Uyuşmazlığın çözümü açısından özellikle belirtilmelidir ki, 5510 sayılı Kanunun 59 ve 100’üncü maddeleri uyarınca Kurumun denetim ve kontrol ile görevlendirilmiş memurları tarafından tutulan tutanaklar aksi kanıtlanıncaya kadar geçerlidir, diğer bir anlatımla; yetkili kişilerce düzenlenen ve tarafların ihtirazı kayıt koymaksızın imzaladığı tutanaklar aksi kanıtlanıncaya kadar geçerli olup, aksi ancak yazılı delille kanıtlanabilir.
Ne var ki, aksi kanıtlanıncaya kadar geçerli olan tutanaklar ile ifade edilen tutanaklar: Kurumun denetim ve kontrol ile görevlendirilmiş memurları tarafından belgelere dayalı olarak düzenlenmiş olanlar ile belgeye dayalı olmamakla birlikte düzenlenmesinde hazır bulunan işveren, işçi veya üçüncü kişi beyanları uyarınca düzenlenerek doğruluğu ilgili kişilerin imzaları ile tasdik edilen ve imza inkârına konu olmayan tutanaklardır.
Kurumun denetim ve kontrol ile görevlendirilmiş memurları tarafından yapılan incelemelere dayalı tutanakların değerlendirildiği ve varılan sonucun yazıya geçirildiği raporların, sadece memur veya müfettiş tarafından düzenlenmiş olmaları, anılan raporların 4857 sayılı İş Kanunu’nun 92/son maddesi ile 5510 sayılı Kanunun 59 ve 100’üncü maddeleri kapsamında aksinin yazılı delille kanıtlanması gereken belgeler olarak kabulleri için yeterli değildir.

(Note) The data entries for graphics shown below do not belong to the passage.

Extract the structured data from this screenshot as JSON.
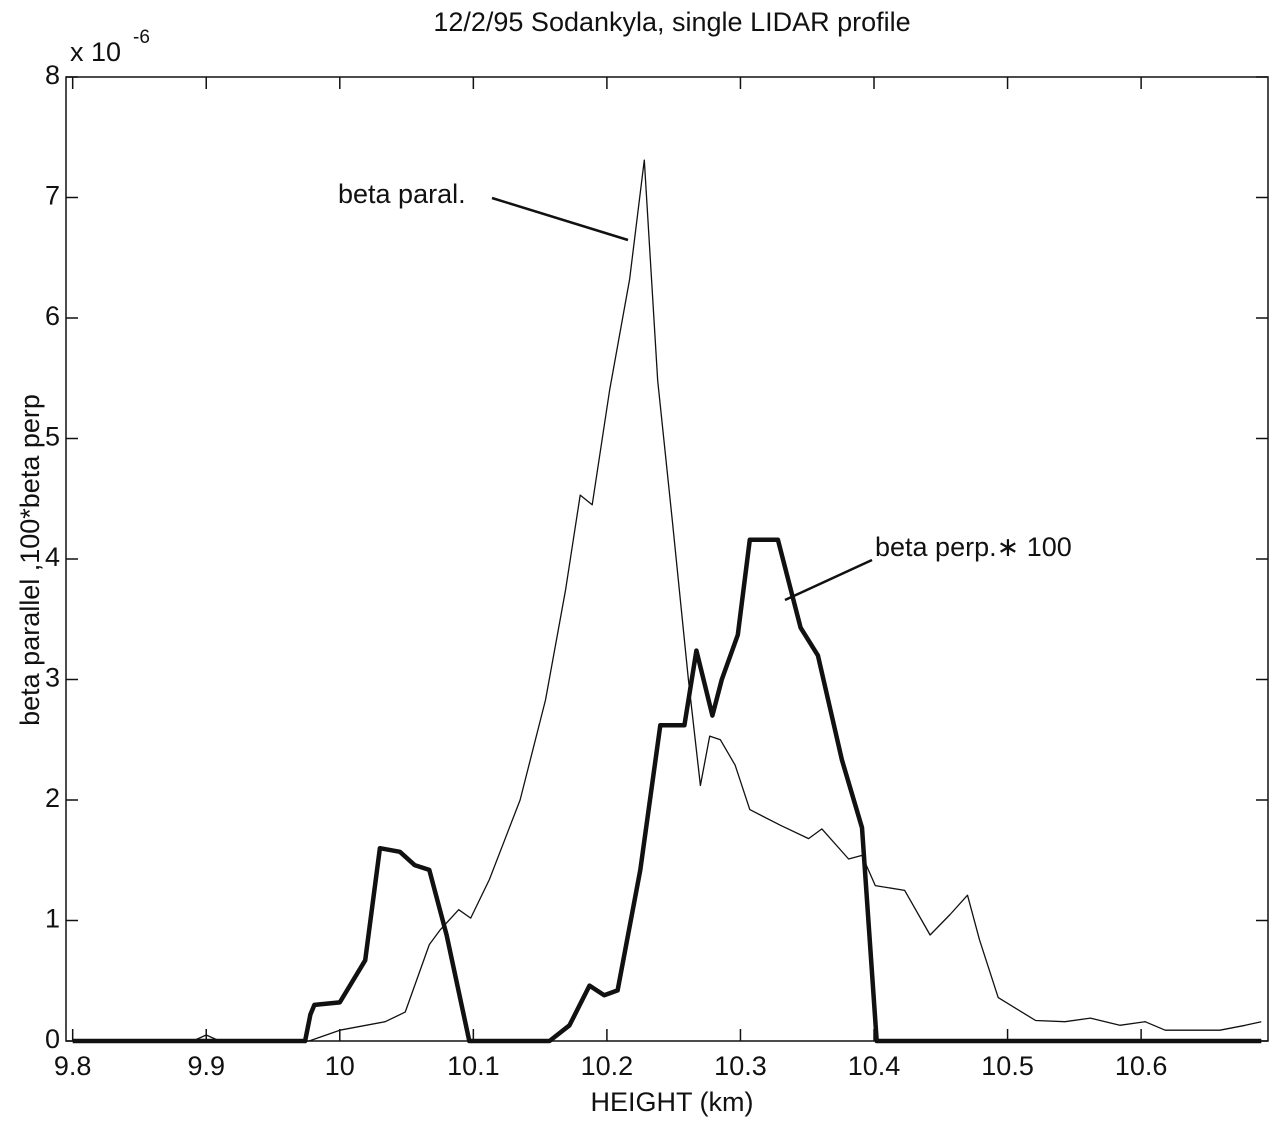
{
  "chart_data": {
    "type": "line",
    "title": "12/2/95 Sodankyla, single LIDAR profile",
    "xlabel": "HEIGHT (km)",
    "ylabel": "beta parallel   ,100*beta perp",
    "multiplier_base": "x 10",
    "multiplier_exponent": "-6",
    "xlim": [
      9.795,
      10.695
    ],
    "xticks": [
      9.8,
      9.9,
      {
        "value": 10.0,
        "label": "10"
      },
      10.1,
      10.2,
      10.3,
      10.4,
      10.5,
      10.6
    ],
    "ylim": [
      0,
      8
    ],
    "yticks": [
      0,
      1,
      2,
      3,
      4,
      5,
      6,
      7,
      8
    ],
    "grid": false,
    "series": [
      {
        "name": "beta paral.",
        "color": "#111111",
        "width": 1.3,
        "x": [
          9.8,
          9.89,
          9.9,
          9.91,
          9.977,
          10.0,
          10.034,
          10.049,
          10.067,
          10.075,
          10.089,
          10.098,
          10.112,
          10.135,
          10.154,
          10.169,
          10.18,
          10.189,
          10.202,
          10.217,
          10.228,
          10.238,
          10.249,
          10.261,
          10.27,
          10.277,
          10.285,
          10.296,
          10.307,
          10.33,
          10.351,
          10.361,
          10.381,
          10.391,
          10.401,
          10.423,
          10.442,
          10.457,
          10.47,
          10.479,
          10.493,
          10.521,
          10.543,
          10.562,
          10.584,
          10.603,
          10.618,
          10.659,
          10.678,
          10.69
        ],
        "values": [
          0,
          0,
          0.05,
          0,
          0,
          0.09,
          0.16,
          0.24,
          0.8,
          0.92,
          1.09,
          1.02,
          1.34,
          2.0,
          2.83,
          3.74,
          4.53,
          4.45,
          5.4,
          6.32,
          7.31,
          5.48,
          4.32,
          3.0,
          2.12,
          2.53,
          2.5,
          2.29,
          1.92,
          1.79,
          1.68,
          1.76,
          1.51,
          1.54,
          1.29,
          1.25,
          0.88,
          1.05,
          1.21,
          0.84,
          0.36,
          0.17,
          0.16,
          0.19,
          0.13,
          0.16,
          0.09,
          0.09,
          0.13,
          0.16
        ]
      },
      {
        "name": "beta perp.∗ 100",
        "color": "#111111",
        "width": 4.5,
        "x": [
          9.8,
          9.974,
          9.978,
          9.981,
          10.0,
          10.019,
          10.03,
          10.045,
          10.056,
          10.067,
          10.08,
          10.097,
          10.157,
          10.172,
          10.187,
          10.198,
          10.208,
          10.225,
          10.24,
          10.258,
          10.267,
          10.279,
          10.286,
          10.298,
          10.307,
          10.328,
          10.345,
          10.358,
          10.376,
          10.391,
          10.402,
          10.69
        ],
        "values": [
          0,
          0,
          0.22,
          0.3,
          0.32,
          0.67,
          1.6,
          1.57,
          1.46,
          1.42,
          0.88,
          0,
          0,
          0.13,
          0.46,
          0.38,
          0.42,
          1.42,
          2.62,
          2.62,
          3.24,
          2.7,
          3.0,
          3.37,
          4.16,
          4.16,
          3.43,
          3.2,
          2.33,
          1.77,
          0,
          0
        ]
      }
    ]
  }
}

Buna göre, özellikle, rapor veya ekli tutanaklarda imzası bulunmayanlar yönünden, söz konusu tutanakların aksinin yazılı delille kanıtlanması yükümünden söz etmek mümkün değildir.
Kurumun denetim ve kontrol ile görevlendirilmiş memurları ve iş müfettişi raporlarının, rapora dayanak alınan tutanaklar ile birlikte değerlendirilmesi ve ancak belirtilen nitelikteki ekli tutanakların anılan Kanun kapsamında aksi sabit oluncaya kadar geçerli belge olduğunun kabulü, 4857 sayılı İş Kanunu’nun 92/son maddesinin açık hükmü karşısında zorunludur.
Bu kapsamda fiilen birlikte yaşama olgusunun kanıtlanması yönünden anılan genel kurallar çerçevesinde tarafların delilleri toplanarak, araştırma ve değerlendirme yapılmak suretiyle boşanılan eşle kurulan ilişkinin fiili olarak birlikte yaşama kapsamında yer alıp almadığı saptanmalıdır.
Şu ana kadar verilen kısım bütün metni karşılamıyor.